During the grieving process, it’s only natural to seek some solitude. You may have moments or even days when you’d rather be alone with your reflections. That’s fine and healthy, but of course, it’s unhealthy to remain in isolation for too long. Ultimately, we all need to seek the support of others to help us endure the weight of grieving.
The question is, what can you do to help a friend or loved one who has completely withdrawn, choosing to grieve totally in isolation?
The best thing you can do is simply be present. The rule of thumb is, if your friendship was important before the death, it’s not suddenly going to become a burden afterward. By all means, give your friend or loved one some privacy, but also make sure you’re checking in regularly. Text, call, send notes, and be ready to show up with a hug or a shoulder to cry on as needed.

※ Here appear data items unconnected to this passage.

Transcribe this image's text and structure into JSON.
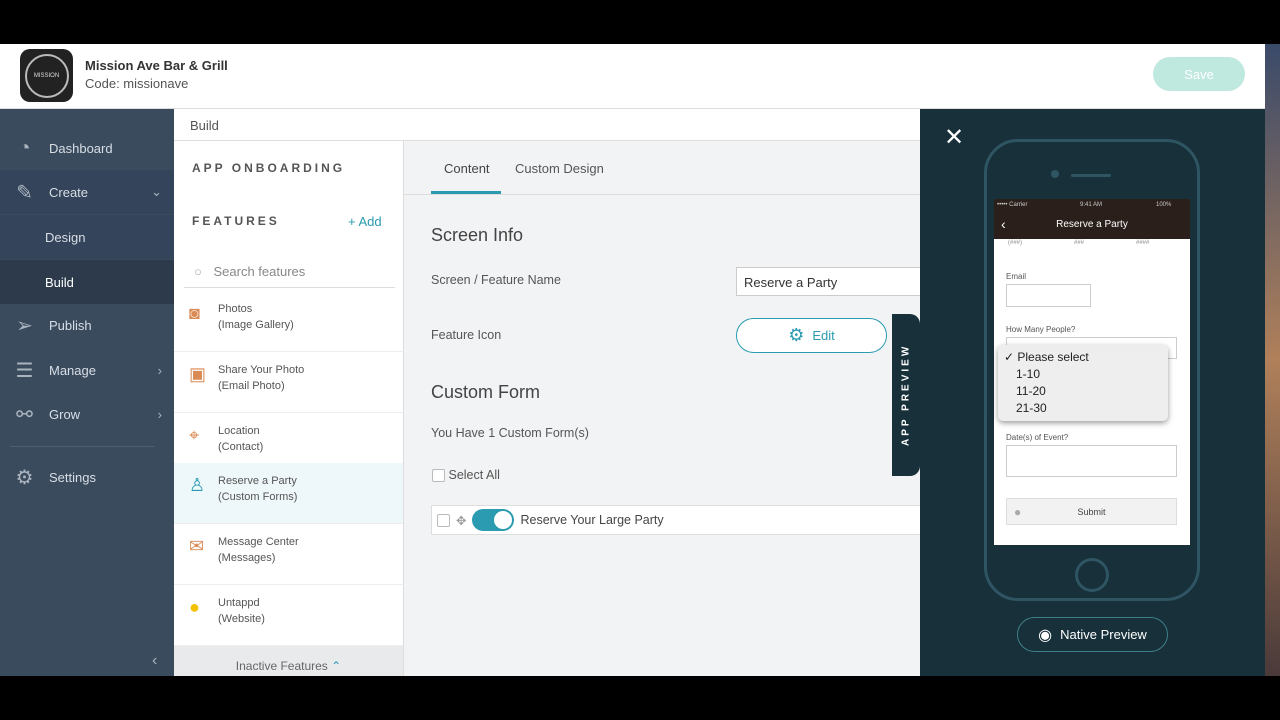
{
  "header": {
    "app_name": "Mission Ave Bar & Grill",
    "app_code": "Code: missionave",
    "logo_text": "MISSION-AVENUE",
    "save_label": "Save"
  },
  "sidebar": {
    "items": [
      {
        "label": "Dashboard",
        "icon": "gauge-icon"
      },
      {
        "label": "Create",
        "icon": "pencil-icon"
      },
      {
        "label": "Design"
      },
      {
        "label": "Build"
      },
      {
        "label": "Publish",
        "icon": "paper-plane-icon"
      },
      {
        "label": "Manage",
        "icon": "sliders-icon"
      },
      {
        "label": "Grow",
        "icon": "graph-icon"
      },
      {
        "label": "Settings",
        "icon": "gear-icon"
      }
    ],
    "collapse": "‹"
  },
  "breadcrumb": "Build",
  "features": {
    "onboarding": "APP ONBOARDING",
    "title": "FEATURES",
    "add": "+ Add",
    "search_placeholder": "Search features",
    "items": [
      {
        "name": "Photos",
        "sub": "(Image Gallery)"
      },
      {
        "name": "Share Your Photo",
        "sub": "(Email Photo)"
      },
      {
        "name": "Location",
        "sub": "(Contact)"
      },
      {
        "name": "Reserve a Party",
        "sub": "(Custom Forms)"
      },
      {
        "name": "Message Center",
        "sub": "(Messages)"
      },
      {
        "name": "Untappd",
        "sub": "(Website)"
      }
    ],
    "inactive": "Inactive Features"
  },
  "main": {
    "tabs": [
      "Content",
      "Custom Design"
    ],
    "screen_info": "Screen Info",
    "name_label": "Screen / Feature Name",
    "name_value": "Reserve a Party",
    "icon_label": "Feature Icon",
    "edit": "Edit",
    "custom_form": "Custom Form",
    "form_count": "You Have 1 Custom Form(s)",
    "select_all": "Select All",
    "form_name": "Reserve Your Large Party"
  },
  "preview": {
    "tab": "APP PREVIEW",
    "status": {
      "carrier": "••••• Carrier",
      "time": "9:41 AM",
      "battery": "100%"
    },
    "title": "Reserve a Party",
    "phone_placeholders": [
      "(###)",
      "###",
      "####"
    ],
    "email": "Email",
    "people": "How Many People?",
    "options": [
      "Please select",
      "1-10",
      "11-20",
      "21-30"
    ],
    "dates": "Date(s) of Event?",
    "submit": "Submit",
    "native": "Native Preview"
  },
  "colors": {
    "accent": "#2a9bb0",
    "sidebar": "#3b4b5e",
    "preview_bg": "#17303a"
  }
}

Something else you can do is be ready to listen. You don’t have to know the right words, and in fact, it can often be best not to say anything at all beyond stressing your love, support, and friendship. Just lend an ear to your grieving friend and avoid clichés like "I know how you feel.”
You might also look for opportunities where you can be a practical help. As you call and text, ask if you can pick up the dry cleaning, bring a meal, or come help with the dishes.
It’s important to give your grieving friend some space and not to be too pushy. At the same time, it’s critical to stay in touch, monitor the situation, and not let your friend slip too deep into isolation.